I heard telephone evidence from a Dr Savvopoulou, psychiatrist. She told me that her instinct, having known C for some time, was that whilst she would not express agreement with treatment, she would be unlikely to resist it when, as she put it, “the alternative options are removed”. Dr Savvopoluou properly emphasises that this is ultimately no more than her professional instinct. In the course of exchanges with counsel it was noted that even when orders permitting a proportional degree of coercion and restraint are made (rare as they are), they frequently prove to be unnecessary. Their significance is as a “back up” in the event of determined resistance.
Because I was not prepared to countenance delay, the case was called in and it has been possible, with the assistance of extremely experienced counsel, to resolve the issues today. I am satisfied that it is in the best interests of C to have the surgery. I do not find that to be a delicate balance. There is amongst all lawyers, doctors and judges a strong instinct to preserve human life (Aintree University Hospital NHS Trust v James [2013] UKSC 67; Kings College Hospital Foundation Trust v Haastrup [2018] EWHC 127 (Fam)). Here there is clear evidence of a likely prospect of a successful outcome, where the alternative is that C would die. Moreover, as I have indicated, there is much to indicate that C, when capacitous would want to live.

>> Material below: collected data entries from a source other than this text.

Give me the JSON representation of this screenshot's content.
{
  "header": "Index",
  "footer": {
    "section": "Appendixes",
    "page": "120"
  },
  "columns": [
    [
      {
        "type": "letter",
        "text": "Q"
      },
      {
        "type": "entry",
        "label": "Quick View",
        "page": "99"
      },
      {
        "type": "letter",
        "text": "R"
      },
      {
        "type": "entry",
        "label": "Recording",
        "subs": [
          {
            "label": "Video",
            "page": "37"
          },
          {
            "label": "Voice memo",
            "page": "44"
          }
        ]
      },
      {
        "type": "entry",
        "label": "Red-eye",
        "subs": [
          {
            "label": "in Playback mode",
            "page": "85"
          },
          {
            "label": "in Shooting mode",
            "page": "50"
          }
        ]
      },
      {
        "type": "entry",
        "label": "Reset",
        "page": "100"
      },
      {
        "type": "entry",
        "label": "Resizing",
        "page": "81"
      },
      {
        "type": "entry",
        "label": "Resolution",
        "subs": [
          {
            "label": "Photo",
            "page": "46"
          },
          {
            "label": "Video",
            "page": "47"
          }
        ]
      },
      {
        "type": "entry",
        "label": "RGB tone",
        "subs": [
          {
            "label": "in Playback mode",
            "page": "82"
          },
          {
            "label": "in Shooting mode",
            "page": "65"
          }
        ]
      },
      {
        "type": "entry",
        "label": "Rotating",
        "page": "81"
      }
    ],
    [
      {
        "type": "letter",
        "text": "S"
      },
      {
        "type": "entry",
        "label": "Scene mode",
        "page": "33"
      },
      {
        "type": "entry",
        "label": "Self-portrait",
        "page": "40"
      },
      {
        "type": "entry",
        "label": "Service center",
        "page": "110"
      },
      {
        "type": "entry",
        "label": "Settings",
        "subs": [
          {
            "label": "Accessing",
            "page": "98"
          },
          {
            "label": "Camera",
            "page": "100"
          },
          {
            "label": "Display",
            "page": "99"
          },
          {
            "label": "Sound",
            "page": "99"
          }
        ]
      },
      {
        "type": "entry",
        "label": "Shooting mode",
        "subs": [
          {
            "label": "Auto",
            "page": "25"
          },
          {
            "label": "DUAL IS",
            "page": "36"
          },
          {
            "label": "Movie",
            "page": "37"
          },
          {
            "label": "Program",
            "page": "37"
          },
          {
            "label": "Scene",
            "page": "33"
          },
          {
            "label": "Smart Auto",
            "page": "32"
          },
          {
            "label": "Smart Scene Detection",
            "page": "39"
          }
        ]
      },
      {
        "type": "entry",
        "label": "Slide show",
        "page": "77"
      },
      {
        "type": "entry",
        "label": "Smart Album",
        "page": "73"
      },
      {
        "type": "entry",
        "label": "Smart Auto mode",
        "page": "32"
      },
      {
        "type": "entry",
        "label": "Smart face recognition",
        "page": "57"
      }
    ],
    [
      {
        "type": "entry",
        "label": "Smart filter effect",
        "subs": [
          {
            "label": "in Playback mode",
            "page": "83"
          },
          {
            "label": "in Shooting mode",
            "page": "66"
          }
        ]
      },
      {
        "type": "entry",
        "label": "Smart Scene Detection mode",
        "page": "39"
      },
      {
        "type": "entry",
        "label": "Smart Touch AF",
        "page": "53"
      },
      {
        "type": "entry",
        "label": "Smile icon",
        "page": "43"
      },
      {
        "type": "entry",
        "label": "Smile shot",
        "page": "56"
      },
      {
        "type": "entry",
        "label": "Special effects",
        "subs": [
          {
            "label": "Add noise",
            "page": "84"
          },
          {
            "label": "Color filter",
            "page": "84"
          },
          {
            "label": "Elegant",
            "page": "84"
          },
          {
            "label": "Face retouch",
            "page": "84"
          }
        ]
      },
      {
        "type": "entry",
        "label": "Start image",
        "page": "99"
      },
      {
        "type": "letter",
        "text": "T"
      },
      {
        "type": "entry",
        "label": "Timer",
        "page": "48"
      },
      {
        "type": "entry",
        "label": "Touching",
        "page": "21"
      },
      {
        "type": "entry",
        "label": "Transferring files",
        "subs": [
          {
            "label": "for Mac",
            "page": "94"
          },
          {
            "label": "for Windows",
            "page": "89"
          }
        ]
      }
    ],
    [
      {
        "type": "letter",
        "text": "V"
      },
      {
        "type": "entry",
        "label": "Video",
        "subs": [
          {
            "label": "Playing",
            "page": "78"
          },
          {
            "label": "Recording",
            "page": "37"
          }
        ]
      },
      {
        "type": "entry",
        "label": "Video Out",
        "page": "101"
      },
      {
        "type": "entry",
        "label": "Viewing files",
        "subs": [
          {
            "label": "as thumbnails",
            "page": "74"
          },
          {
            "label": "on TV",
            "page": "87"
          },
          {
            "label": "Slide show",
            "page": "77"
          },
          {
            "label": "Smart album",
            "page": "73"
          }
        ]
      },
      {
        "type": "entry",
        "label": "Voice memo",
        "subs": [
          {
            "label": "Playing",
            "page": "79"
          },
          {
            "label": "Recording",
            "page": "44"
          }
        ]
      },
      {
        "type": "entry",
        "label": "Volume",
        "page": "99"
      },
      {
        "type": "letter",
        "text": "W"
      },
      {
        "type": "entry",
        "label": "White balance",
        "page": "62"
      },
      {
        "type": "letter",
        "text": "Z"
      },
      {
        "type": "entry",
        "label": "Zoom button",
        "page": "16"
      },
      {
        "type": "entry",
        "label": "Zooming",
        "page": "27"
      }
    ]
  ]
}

Her decision, as I have detailed above, to seek out treatment and in fact consent to it orally and in writing I consider to be a powerful indicator of her wishes when capacitous. Accordingly, I am able to make the declarations the Trust seeks.
In this case, it has not been possible for the Trust to put a plan together outlining the details of the coercion and/or restraint that would be considered to be proportionate in the event of C’s resistance. The absence of this plan is a direct consequence of my decision to cause the case to be heard quickly. I am able to make the best interest declarations I have indicated but they are not to be given effect until the plan has been put together and approved initially by the Official Solicitor and subsequently by this court. In the event that such approval is not forthcoming the case is to be restored before me, on short notice if necessary.